After three games of embarrassingly jaw-dropping, eye-rolling, remote-clicking football scores on the Tampa Bay Rays over the weekend, the Red Sux still never did what pitcher James Shields was able to do to them in the fourth. Shut them out. The 30-year-old (or 65 in pitching years) avoided the sweep, sent the Boston trash back to their baked-bean-eating, wife-beating, high-school-not-completing lives, and proved he can still attack the strike zone like a young punk.

Speaking of punks, Rays reliever Fernando Rodney sports an idiosyncrasy slightly more annoying than his first and last name reversed. He wears his cap like Snoop Dogg (Snoop-a-loop is still relevant, right?). Manager Joe Maddon predictably yet disappointingly came to his defense.

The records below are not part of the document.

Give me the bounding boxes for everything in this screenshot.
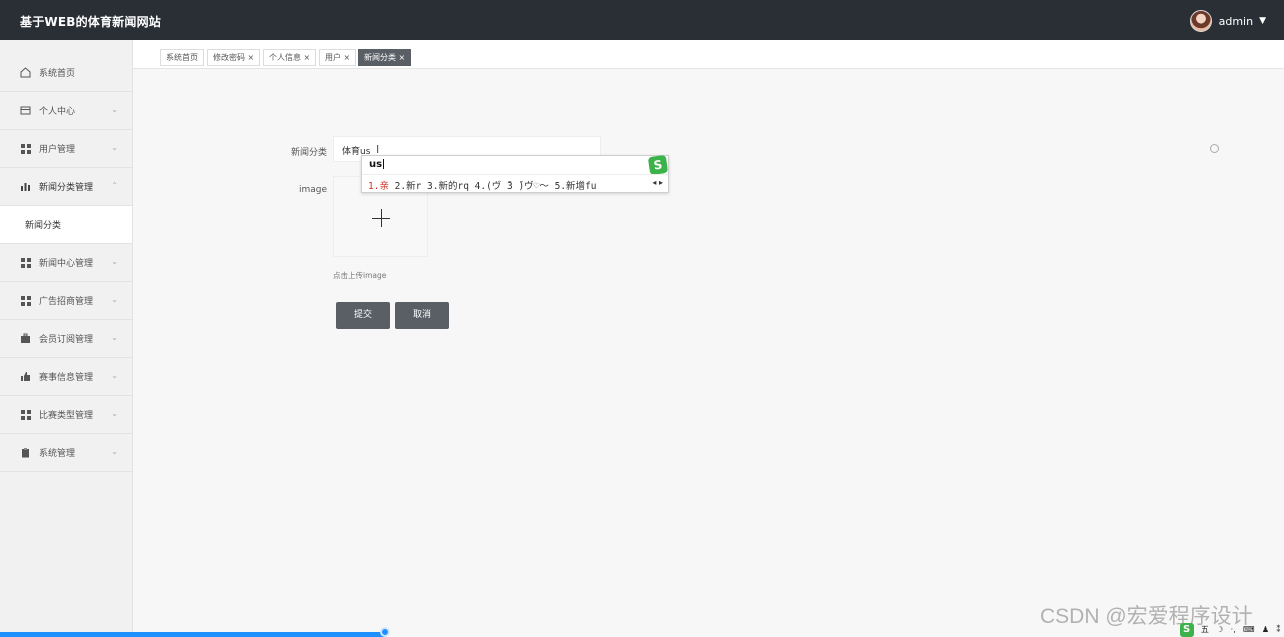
ime-candidate-window: us S 1.亲 2.新r 3.新的rq 4.(ヴ ̄3 ̄)ヴ♡～ 5.新增f… <box>361 154 669 193</box>
sidebar-item-news-category-mgmt[interactable]: 新闻分类管理 ⌃ <box>0 168 132 206</box>
bar-chart-icon <box>20 181 31 192</box>
chevron-down-icon: ⌄ <box>111 257 118 266</box>
top-bar: 基于WEB的体育新闻网站 admin ▼ <box>0 0 1284 40</box>
sidebar-item-match-types[interactable]: 比赛类型管理 ⌄ <box>0 396 132 434</box>
sidebar-item-label: 会员订阅管理 <box>39 335 94 345</box>
grid-icon <box>20 295 31 306</box>
sidebar-item-label: 新闻分类管理 <box>39 183 94 193</box>
chevron-down-icon: ⌄ <box>111 333 118 342</box>
tab-users[interactable]: 用户 × <box>319 49 357 66</box>
clipboard-icon <box>20 447 31 458</box>
sogou-tray-icon[interactable]: S <box>1179 622 1194 637</box>
home-icon <box>20 67 31 78</box>
avatar[interactable] <box>1189 10 1212 32</box>
sidebar-item-users[interactable]: 用户管理 ⌄ <box>0 130 132 168</box>
sidebar: 系统首页 个人中心 ⌄ 用户管理 ⌄ 新闻分类管理 ⌃ 新闻分类 新闻中心管理 … <box>0 40 133 637</box>
keyboard-icon[interactable]: ⌨ <box>1243 625 1255 634</box>
sidebar-item-label: 系统管理 <box>39 449 76 459</box>
chevron-down-icon: ⌄ <box>111 409 118 418</box>
user-menu[interactable]: admin ▼ <box>1189 10 1266 32</box>
sidebar-item-system[interactable]: 系统管理 ⌄ <box>0 434 132 472</box>
upload-hint: 点击上传image <box>333 271 387 280</box>
image-label: image <box>298 185 327 195</box>
ime-other-candidates[interactable]: 2.新r 3.新的rq 4.(ヴ ̄3 ̄)ヴ♡～ 5.新增fu <box>389 181 597 192</box>
sidebar-item-ads[interactable]: 广告招商管理 ⌄ <box>0 282 132 320</box>
tab-news-category[interactable]: 新闻分类 × <box>358 49 412 66</box>
thumb-icon <box>20 371 31 382</box>
site-title: 基于WEB的体育新闻网站 <box>20 15 161 29</box>
sidebar-item-events[interactable]: 赛事信息管理 ⌄ <box>0 358 132 396</box>
progress-knob[interactable] <box>380 627 390 637</box>
sidebar-item-label: 赛事信息管理 <box>39 373 94 383</box>
ime-composition: us <box>369 159 383 170</box>
sidebar-item-label: 系统首页 <box>39 69 76 79</box>
ime-divider <box>362 174 668 175</box>
ime-first-candidate[interactable]: 1.亲 <box>368 181 389 192</box>
sidebar-item-label: 新闻中心管理 <box>39 259 94 269</box>
settings-icon[interactable]: ⁑ <box>1276 625 1280 634</box>
video-progress-bar[interactable] <box>0 632 385 637</box>
chevron-down-icon: ⌄ <box>111 295 118 304</box>
ime-status-tray: S 五 ☽ ·, ⌨ ♟ ⁑ <box>1176 622 1284 637</box>
punct-icon[interactable]: ·, <box>1231 625 1236 634</box>
ime-candidates[interactable]: 1.亲 2.新r 3.新的rq 4.(ヴ ̄3 ̄)ヴ♡～ 5.新增fu <box>368 178 597 192</box>
moon-icon[interactable]: ☽ <box>1216 625 1223 634</box>
chevron-down-icon: ⌄ <box>111 105 118 114</box>
chevron-down-icon: ⌄ <box>111 371 118 380</box>
user-icon[interactable]: ♟ <box>1262 625 1269 634</box>
sidebar-item-label: 比赛类型管理 <box>39 411 94 421</box>
grid-icon <box>20 143 31 154</box>
chevron-down-icon: ⌄ <box>111 143 118 152</box>
tab-profile[interactable]: 个人信息 × <box>263 49 317 66</box>
sidebar-item-news-center[interactable]: 新闻中心管理 ⌄ <box>0 244 132 282</box>
caret-down-icon[interactable]: ▼ <box>1259 16 1266 26</box>
sidebar-item-label: 广告招商管理 <box>39 297 94 307</box>
main-content: 系统首页 修改密码 × 个人信息 × 用户 × 新闻分类 × <box>133 40 1284 637</box>
category-label: 新闻分类 <box>290 148 327 158</box>
card-icon <box>20 105 31 116</box>
cancel-button[interactable]: 取消 <box>395 302 449 329</box>
ime-page-arrows-icon[interactable]: ◂ ▸ <box>652 178 663 187</box>
tab-change-password[interactable]: 修改密码 × <box>207 49 261 66</box>
sidebar-subitem-news-category[interactable]: 新闻分类 <box>0 206 132 244</box>
grid-icon <box>20 409 31 420</box>
chevron-down-icon: ⌄ <box>111 447 118 456</box>
sidebar-item-label: 新闻分类 <box>25 221 62 231</box>
sidebar-item-home[interactable]: 系统首页 <box>0 54 132 92</box>
submit-button[interactable]: 提交 <box>336 302 390 329</box>
tray-wubi[interactable]: 五 <box>1201 624 1209 635</box>
sogou-logo-icon: S <box>647 154 669 176</box>
username[interactable]: admin <box>1219 15 1253 28</box>
grid-icon <box>20 257 31 268</box>
chevron-up-icon: ⌃ <box>111 181 118 190</box>
tab-bar: 系统首页 修改密码 × 个人信息 × 用户 × 新闻分类 × <box>133 40 1284 69</box>
sidebar-item-label: 用户管理 <box>39 145 76 155</box>
plus-icon-vertical <box>381 209 382 227</box>
clear-icon[interactable] <box>1210 144 1219 153</box>
sidebar-item-label: 个人中心 <box>39 107 76 117</box>
sidebar-item-subscriptions[interactable]: 会员订阅管理 ⌄ <box>0 320 132 358</box>
tab-home[interactable]: 系统首页 <box>160 49 204 66</box>
sidebar-item-personal[interactable]: 个人中心 ⌄ <box>0 92 132 130</box>
briefcase-icon <box>20 333 31 344</box>
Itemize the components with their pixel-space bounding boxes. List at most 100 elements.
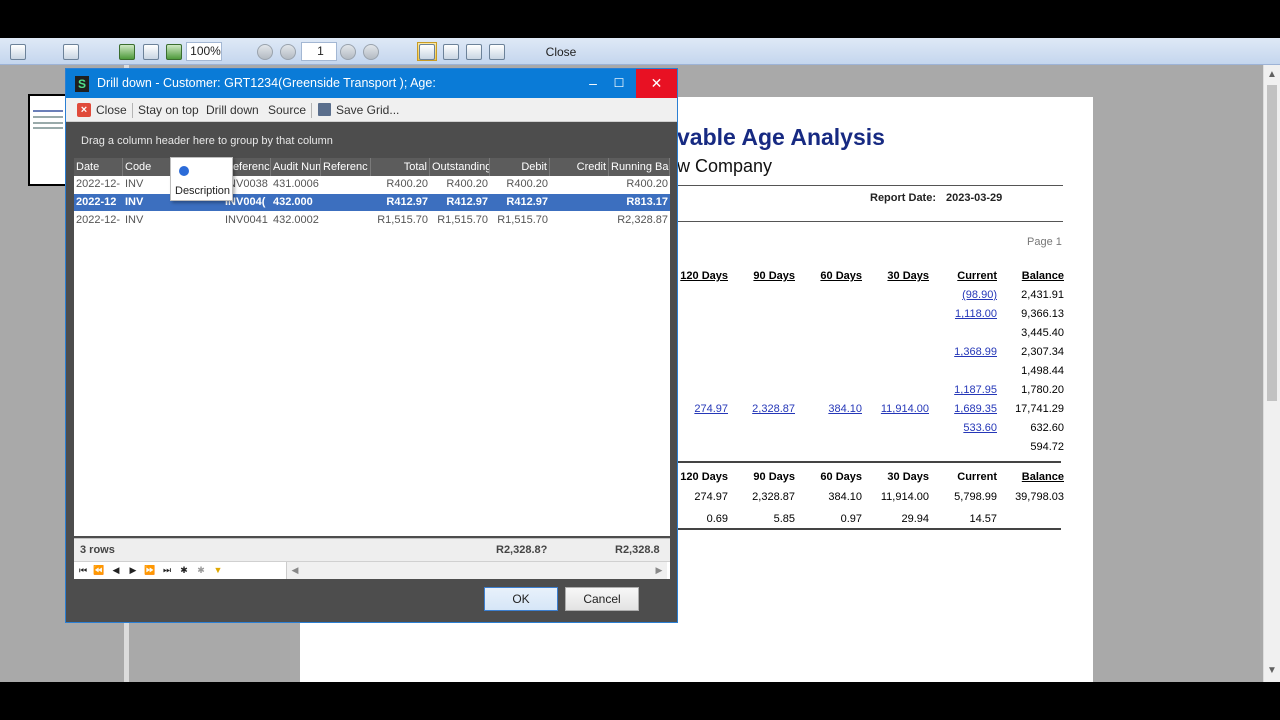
grid-cell[interactable]: INV0041	[223, 212, 271, 229]
column-header[interactable]: Date	[74, 158, 123, 176]
vertical-scrollbar[interactable]: ▲ ▼	[1263, 65, 1280, 682]
column-header[interactable]: Total	[371, 158, 430, 176]
scroll-down-icon[interactable]: ▼	[1264, 663, 1280, 679]
grid-cell[interactable]: 2022-12-	[74, 176, 123, 193]
grid-cell[interactable]: R400.20	[371, 176, 430, 193]
grid-cell[interactable]: 431.0006	[271, 176, 321, 193]
prev-record-icon[interactable]: ◀	[110, 564, 122, 577]
grid-cell[interactable]	[550, 194, 609, 211]
grid-cell[interactable]: R813.17	[609, 194, 670, 211]
next-page-icon[interactable]: ⏩	[144, 564, 156, 577]
grid-cell[interactable]: R400.20	[609, 176, 670, 193]
drill-down-grid: Date Code Referenc Audit Num Referenc Total Ou…	[74, 158, 670, 536]
grid-cell[interactable]: R1,515.70	[430, 212, 490, 229]
group-by-area[interactable]: Drag a column header here to group by th…	[74, 129, 670, 161]
save-grid-button[interactable]: Save Grid...	[336, 102, 399, 118]
next-page-icon[interactable]	[340, 42, 356, 61]
export-icon[interactable]	[119, 42, 135, 61]
bottom-divider	[677, 528, 1061, 530]
close-icon[interactable]: ×	[77, 103, 91, 117]
column-header[interactable]: Outstanding	[430, 158, 490, 176]
viewer-toolbar: 100% 1 Close	[0, 38, 1280, 65]
divider	[677, 185, 1063, 186]
close-button[interactable]: Close	[96, 102, 127, 118]
two-page-icon[interactable]	[466, 42, 482, 61]
stay-on-top-button[interactable]: Stay on top	[138, 102, 199, 118]
first-record-icon[interactable]: ⏮	[77, 564, 89, 577]
grid-cell[interactable]	[321, 176, 371, 193]
grid-cell[interactable]: R400.20	[430, 176, 490, 193]
dialog-title-bar[interactable]: S Drill down - Customer: GRT1234(Greensi…	[66, 69, 677, 98]
report-cell: 594.72	[1030, 441, 1064, 453]
column-header[interactable]: Debit	[490, 158, 550, 176]
grid-cell[interactable]: 2022-12-	[74, 212, 123, 229]
page-number-input[interactable]: 1	[301, 42, 337, 61]
grid-cell[interactable]: R412.97	[490, 194, 550, 211]
delete-icon[interactable]: ✱	[195, 564, 207, 577]
company-name: w Company	[677, 156, 773, 176]
grid-cell[interactable]: R400.20	[490, 176, 550, 193]
filter-icon[interactable]: ▼	[212, 564, 224, 577]
print-icon[interactable]	[10, 42, 26, 61]
running-total: R2,328.8	[615, 544, 660, 556]
column-header[interactable]: Audit Num	[271, 158, 321, 176]
grid-cell[interactable]: R1,515.70	[371, 212, 430, 229]
grid-cell[interactable]: 432.000	[271, 194, 321, 211]
grid-cell[interactable]	[321, 194, 371, 211]
scroll-thumb[interactable]	[1267, 85, 1277, 401]
grid-cell[interactable]: R412.97	[371, 194, 430, 211]
scroll-left-icon[interactable]: ◀	[287, 562, 303, 578]
column-header[interactable]: Credit	[550, 158, 609, 176]
insert-icon[interactable]: ✱	[178, 564, 190, 577]
continuous-page-icon[interactable]	[443, 42, 459, 61]
grid-cell[interactable]: INV	[123, 176, 173, 193]
zoom-input[interactable]: 100%	[186, 42, 222, 61]
cancel-button[interactable]: Cancel	[565, 587, 639, 611]
grid-cell[interactable]	[173, 212, 223, 229]
fit-page-icon[interactable]	[166, 42, 182, 61]
letterbox	[0, 682, 1280, 720]
scroll-up-icon[interactable]: ▲	[1264, 67, 1280, 83]
page-thumbnail[interactable]	[28, 94, 68, 186]
single-page-icon[interactable]	[417, 42, 437, 61]
grid-cell[interactable]: R1,515.70	[490, 212, 550, 229]
grid-cell[interactable]: R412.97	[430, 194, 490, 211]
info-icon	[179, 166, 189, 176]
report-date: 2023-03-29	[946, 192, 1003, 204]
close-window-icon[interactable]: ✕	[636, 69, 677, 98]
group-hint: Drag a column header here to group by th…	[81, 135, 333, 147]
close-button[interactable]: Close	[540, 42, 582, 61]
save-icon[interactable]	[318, 103, 331, 116]
first-page-icon[interactable]	[257, 42, 273, 61]
grid-cell[interactable]: R2,328.87	[609, 212, 670, 229]
maximize-icon[interactable]: ☐	[604, 69, 634, 98]
ok-button[interactable]: OK	[484, 587, 558, 611]
totals-header: Balance	[1021, 471, 1064, 483]
report-cell: 1,498.44	[1021, 365, 1064, 377]
next-record-icon[interactable]: ▶	[127, 564, 139, 577]
grid-cell[interactable]: 2022-12	[74, 194, 123, 211]
binoculars-icon[interactable]	[63, 42, 79, 61]
dialog-title: Drill down - Customer: GRT1234(Greenside…	[97, 76, 436, 90]
grid-cell[interactable]	[550, 212, 609, 229]
grid-cell[interactable]	[321, 212, 371, 229]
source-button[interactable]: Source	[268, 102, 306, 118]
scroll-right-icon[interactable]: ▶	[651, 562, 667, 578]
report-cell: 17,741.29	[1015, 403, 1064, 415]
prev-page-icon[interactable]	[280, 42, 296, 61]
multi-page-icon[interactable]	[489, 42, 505, 61]
grid-cell[interactable]: INV	[123, 212, 173, 229]
grid-cell[interactable]: 432.0002	[271, 212, 321, 229]
tooltip-text: Description	[175, 185, 231, 197]
horizontal-scrollbar[interactable]: ◀ ▶	[286, 562, 667, 579]
column-header[interactable]: Running Ba	[609, 158, 670, 176]
page-setup-icon[interactable]	[143, 42, 159, 61]
column-header[interactable]: Referenc	[321, 158, 371, 176]
grid-cell[interactable]	[550, 176, 609, 193]
column-header[interactable]: Code	[123, 158, 173, 176]
last-record-icon[interactable]: ⏭	[161, 564, 173, 577]
drill-down-button[interactable]: Drill down	[206, 102, 259, 118]
last-page-icon[interactable]	[363, 42, 379, 61]
prev-page-icon[interactable]: ⏪	[93, 564, 105, 577]
grid-cell[interactable]: INV	[123, 194, 173, 211]
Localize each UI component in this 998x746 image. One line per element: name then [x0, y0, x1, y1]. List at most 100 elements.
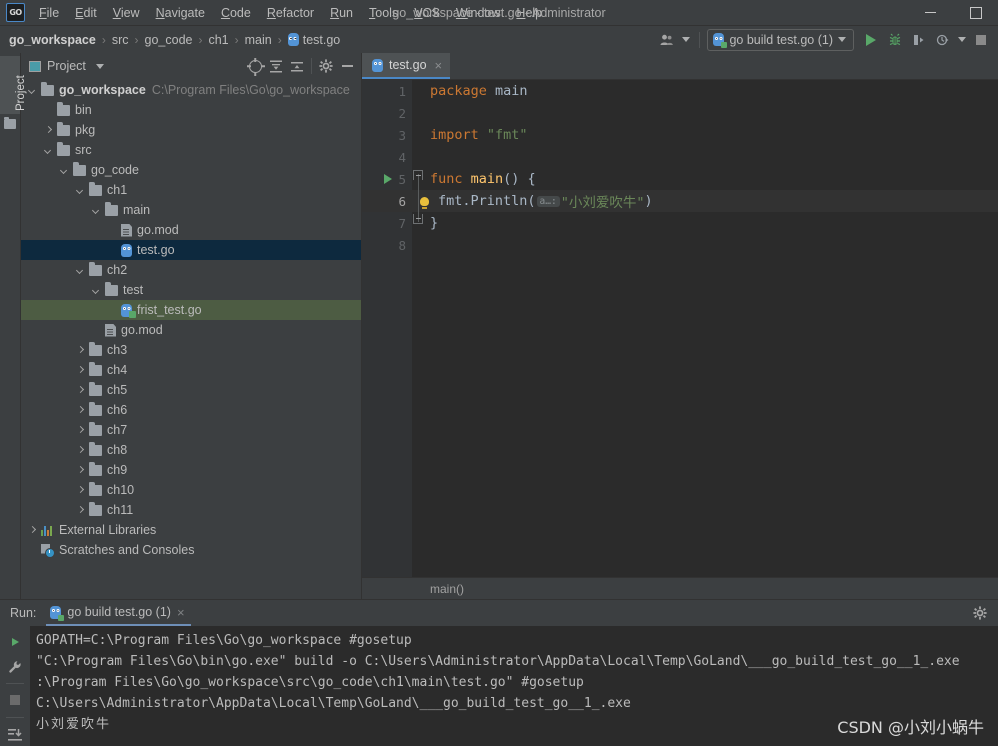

"…I love it, and you can put a capital L-O-V-E in there. He's just expressing himself and for those that have a hard time with that, too bad."
Sweet baby Jesus in the manger, Maddon. Do I have to remind you there's no I in capital T-E-A-M? Yo Joe, mind if I take the mound with my Avenger boxers hanging out of my baggy baseball pants? Wait, did I say pants? I meant jorts. Gotta express myself. Madonna said so.
Want individuality? Play tennis, Agassi. (You remember Agassi, right?)